When you execute a Transformation, almost all Steps are executed simultaneously. The Transformation executes asynchronously; the rows of data flow through the
Steps at their own pace. Each processed row flows to the next Step without waiting for the others. In real-world Transformations, forgetting this characteristic can be a significant source of unexpected results.
At this point, Hello World is almost completely configured. A Transformation reads the input file, then creates messages for each row via the JavaScript code, and then the message is sent to the output file. This is a small example with very few rows of names, so it is difficult to notice the asynchronous execution in action. Keep in mind, however, that it's possible that at the same time a name is being written in the output file, another is leaving the first Step of the Transformation.
Verify, preview and execute
- Before executing the Transformation, check that everything is properly configured by clicking Verify. Spoon will verify that the Transformation is syntactically correct, and look for unreachable Steps and nonexistent connections. If everything is in order (it should be if you followed the instructions), you are ready to preview the output.
- Select the JavaScript Step and then click Preview button. The following window will appear:
- As you can see, Spoon suggests that you preview the selected Step. Click QuickLaunch. After that, you will see a window with a sample of the output of the JavaScript Step. If the output is what you expected, you're ready to execute the Transformation.
- Click Run.
- Spoon will show a window where you can set, among other information, the parameters for the execution and the logging level. Click Launch.
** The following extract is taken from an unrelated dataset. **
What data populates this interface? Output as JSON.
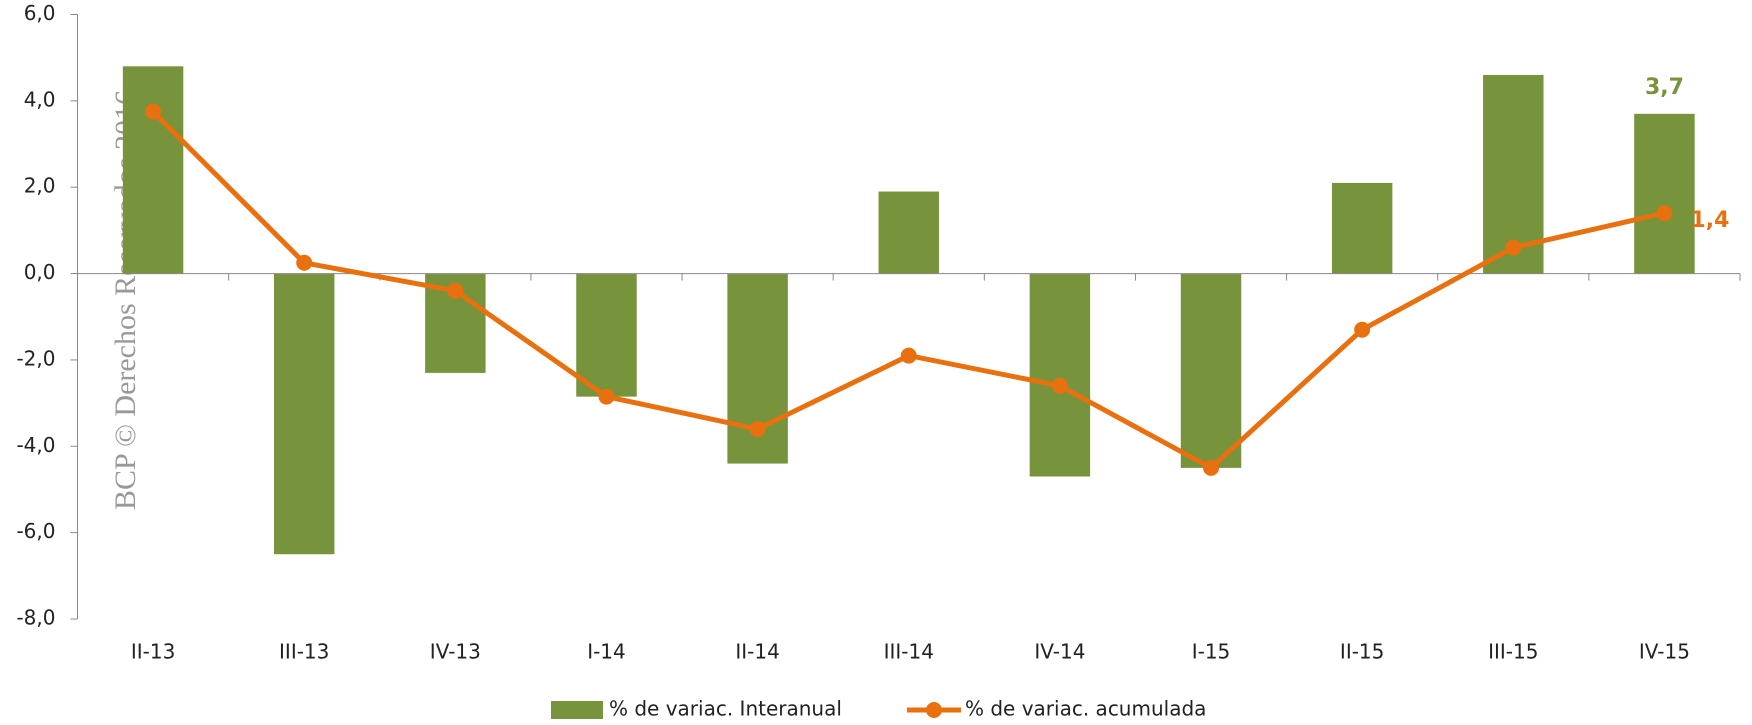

- A new window tab will appear in the Job window. This is the log tab, which contains a log of the current execution.
The log tab has two sections: An upper part and a lower part.
In the upper side you can see the executed operations for each Step of the Transformation. In particular, pay attention to these:
- Read: the number of rows coming from previous Steps.
- Written: the number of rows leaving from this Step toward the next.
- Input: the number of rows read from a file or table.
- Output: the number of rows written to a file or table.
- Errors: errors in the execution. If there are errors, the whole row will become red.
In the lower portion of the window, you will see the execution step by step. The detail will depend on the log level established. If you pay attention to this detail, you will see the asynchronicity of the execution. The last line of the text will be:
Spoon - The transformation has finished!!
If there weren't error messages in the text, open the newly generated Hello.xml file and check its content.
Pan
Pan allows you to execute Transformations from a terminal window. The script is pan.bat on Windows, or pan.sh on other platforms, and it's located in the installation folder. If you run the script without any options, you'll see a description pan with a list of available options.
To execute your Transformation, try the simplest command:
Pan /file <Jobs_path>/Hello.ktr /norep
- /norep is a command to ask Spoon not to connect to the repository.
- /file precedes the name of the file that contains the Transformation.
- <Jobs_path> is the full path to the Tutorial folder, for example:
C:/Pentaho/Tutorial
or
/home/PentahoUser/Tutorial
The other options are run with default values.
After you enter this command, the Transformation will be executed in the same way it did inside Spoon. In this case, the log will be written to the terminal unless you specify a file to write to. The format of the log text will vary a little, but the information will be basically the same that you saw in the graphical environment.